A thought by Kyle Idleman (2014-03-01) from his book, AHA: The God Moment That Changes Everything (p. 120). David C. Cook. Kindle Edition. (Click on the title to go to Amazon.com to buy the book.)

Now you might want to know what projection is, so Bill, what is it?

Well, Kyle gives a good definition of it.  He says, “Projection is when we admit the reality of an unpleasant fact, but we deny responsibility. Denial is refusing to admit the reality of an unpleasant fact, but projection is admitting that the reality exists without taking responsibility for it. We just blame someone else.”  In other words we project our blame on someone else.

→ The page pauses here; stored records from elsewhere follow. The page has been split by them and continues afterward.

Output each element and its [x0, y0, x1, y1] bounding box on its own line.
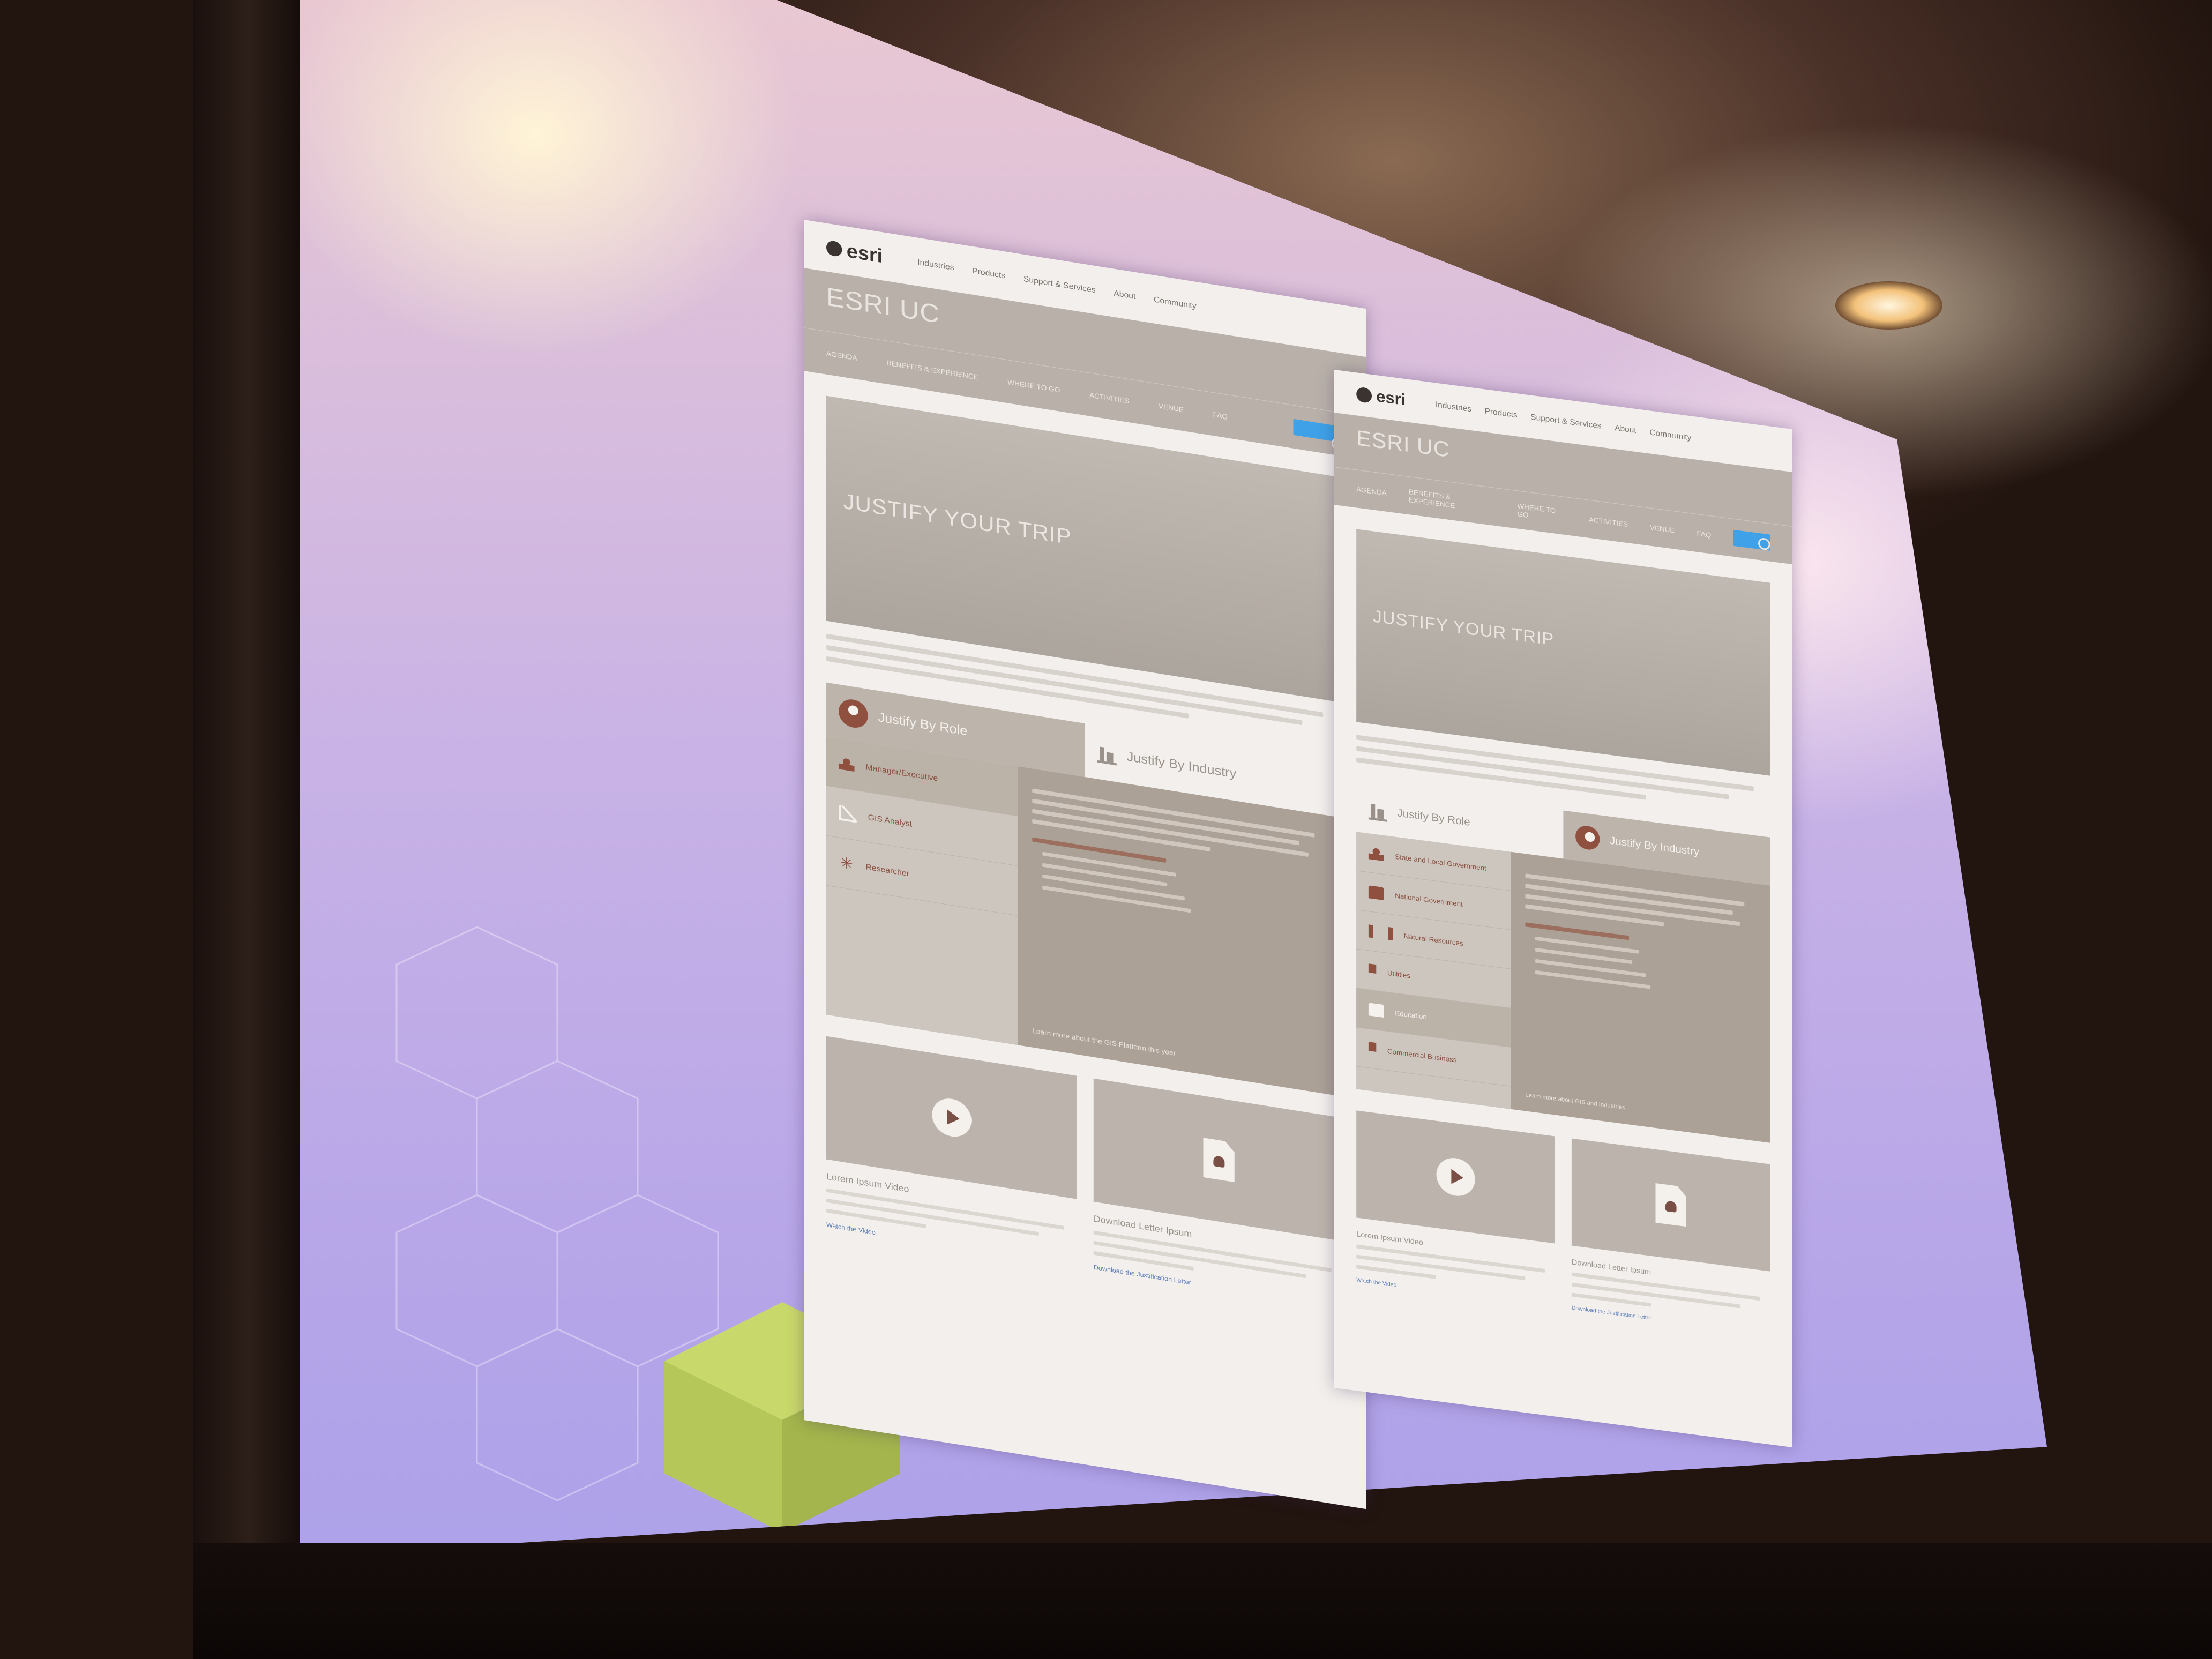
asterisk-icon: ✳	[840, 854, 854, 873]
subnav-where[interactable]: WHERE TO GO	[1007, 378, 1060, 394]
industry-label: National Government	[1395, 891, 1463, 908]
watch-video-link[interactable]: Watch the Video	[1356, 1277, 1555, 1309]
esri-logo[interactable]: esri	[1356, 385, 1406, 409]
industry-detail: Learn more about GIS and Industries	[1511, 851, 1770, 1143]
learn-more-link[interactable]: Learn more about GIS and Industries	[1525, 1092, 1625, 1111]
subnav-activities[interactable]: ACTIVITIES	[1589, 515, 1628, 528]
download-tile: Download Letter Ipsum Download the Justi…	[1093, 1078, 1344, 1311]
bookmark-icon	[1368, 1042, 1377, 1056]
nav-community[interactable]: Community	[1154, 295, 1197, 311]
ceiling-light	[1835, 281, 1942, 330]
capitol-icon	[1368, 885, 1384, 901]
tab-label: Justify By Industry	[1126, 749, 1237, 781]
video-tile: Lorem Ipsum Video Watch the Video	[1356, 1110, 1555, 1309]
nav-products[interactable]: Products	[1485, 406, 1518, 420]
mockup-page-role: esri Industries Products Support & Servi…	[804, 220, 1366, 1509]
subnav-where[interactable]: WHERE TO GO	[1518, 502, 1567, 524]
industry-label: Utilities	[1387, 968, 1411, 980]
subnav-agenda[interactable]: AGENDA	[826, 349, 857, 362]
tab-label: Justify By Role	[1397, 806, 1470, 828]
person-icon	[1368, 799, 1387, 822]
video-thumbnail[interactable]	[1356, 1110, 1555, 1244]
chart-icon	[839, 805, 857, 823]
download-letter-link[interactable]: Download the Justification Letter	[1572, 1305, 1770, 1337]
video-tile: Lorem Ipsum Video Watch the Video	[826, 1036, 1077, 1268]
industry-label: Commercial Business	[1387, 1047, 1457, 1064]
manager-icon	[839, 756, 855, 772]
role-label: GIS Analyst	[868, 812, 912, 829]
nav-support[interactable]: Support & Services	[1023, 274, 1096, 294]
logo-text: esri	[846, 239, 883, 267]
mockup-page-industry: esri Industries Products Support & Servi…	[1334, 370, 1792, 1448]
tab-label: Justify By Role	[878, 709, 968, 739]
stage-skirt	[193, 1543, 2212, 1659]
industry-label: Natural Resources	[1403, 931, 1463, 947]
building-icon	[1097, 742, 1117, 766]
subnav-benefits[interactable]: BENEFITS & EXPERIENCE	[886, 358, 978, 381]
government-icon	[1368, 846, 1384, 862]
subnav-faq[interactable]: FAQ	[1697, 529, 1712, 539]
nav-industries[interactable]: Industries	[1436, 400, 1471, 414]
subnav-activities[interactable]: ACTIVITIES	[1089, 391, 1129, 405]
download-tile: Download Letter Ipsum Download the Justi…	[1571, 1138, 1770, 1337]
video-thumbnail[interactable]	[826, 1036, 1077, 1199]
globe-icon	[1356, 386, 1372, 404]
nav-about[interactable]: About	[1615, 423, 1636, 435]
globe-icon	[826, 240, 842, 258]
role-detail: Learn more about the GIS Platform this y…	[1018, 766, 1344, 1097]
subnav-benefits[interactable]: BENEFITS & EXPERIENCE	[1409, 488, 1495, 515]
subnav-faq[interactable]: FAQ	[1213, 410, 1228, 420]
person-icon	[839, 697, 868, 730]
industry-label: Education	[1395, 1008, 1427, 1021]
document-icon[interactable]	[1203, 1138, 1235, 1182]
nav-products[interactable]: Products	[972, 266, 1005, 280]
screen-frame	[193, 0, 305, 1586]
esri-logo[interactable]: esri	[826, 236, 883, 268]
watch-video-link[interactable]: Watch the Video	[826, 1221, 1077, 1268]
industry-icon	[1575, 824, 1600, 851]
justify-panel: State and Local Government National Gove…	[1356, 832, 1770, 1143]
logo-text: esri	[1376, 387, 1406, 409]
play-icon[interactable]	[1436, 1155, 1475, 1199]
play-icon[interactable]	[931, 1095, 972, 1140]
document-thumbnail[interactable]	[1571, 1138, 1770, 1272]
nav-industries[interactable]: Industries	[917, 257, 954, 272]
nav-community[interactable]: Community	[1649, 428, 1691, 442]
role-list: Manager/Executive GIS Analyst ✳ Research…	[826, 736, 1018, 1045]
nav-support[interactable]: Support & Services	[1530, 412, 1601, 430]
role-label: Manager/Executive	[865, 762, 938, 783]
document-thumbnail[interactable]	[1093, 1078, 1344, 1242]
subnav-agenda[interactable]: AGENDA	[1356, 485, 1387, 497]
hero-title: JUSTIFY YOUR TRIP	[843, 489, 1072, 550]
tab-label: Justify By Industry	[1609, 834, 1700, 858]
document-icon[interactable]	[1655, 1183, 1686, 1227]
utility-icon	[1368, 963, 1377, 978]
industry-list: State and Local Government National Gove…	[1356, 832, 1511, 1109]
industry-label: State and Local Government	[1395, 852, 1486, 872]
subnav-venue[interactable]: VENUE	[1159, 401, 1184, 413]
tree-icon	[1368, 924, 1393, 941]
subnav-venue[interactable]: VENUE	[1650, 523, 1675, 534]
nav-about[interactable]: About	[1114, 288, 1135, 301]
role-label: Researcher	[865, 862, 909, 878]
hero-image: JUSTIFY YOUR TRIP	[1356, 529, 1770, 776]
hero-title: JUSTIFY YOUR TRIP	[1373, 606, 1555, 649]
download-letter-link[interactable]: Download the Justification Letter	[1094, 1264, 1344, 1311]
learn-more-link[interactable]: Learn more about the GIS Platform this y…	[1032, 1027, 1176, 1057]
education-icon	[1368, 1003, 1384, 1018]
resource-tiles: Lorem Ipsum Video Watch the Video Downlo…	[1356, 1110, 1770, 1336]
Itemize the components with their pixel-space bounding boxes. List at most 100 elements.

Kyle says, “Instead of taking responsibility, we blame our spouse.”

He goes on, “Imagine that every day you take a lunch with you to work, and every day it’s the same thing— chicken salad sandwiches. You continually complain to your coworkers that it’s always chicken salad sandwiches in your lunch. You are sick and tired of chicken salad sandwiches. You even tell a coworker you’d rather die than eat one more chicken salad sandwich. Finally, someone asks, ‘Why don’t you ask your wife to make you something else?’ You reply, ‘Oh, actually I make lunch myself.’”

He then says, “That’s the reality for many of us. We end up in the Distant Country living in very difficult circumstances, and we make it sound like it’s someone else’s fault, when in reality, we’ve made our own lunch.”

The truth is as Kyle says, “Projection is much easier than brutal honesty. The problem is that it doesn’t get you out of the pigpen.”


So are you usually taking responsibility or giving out the blame?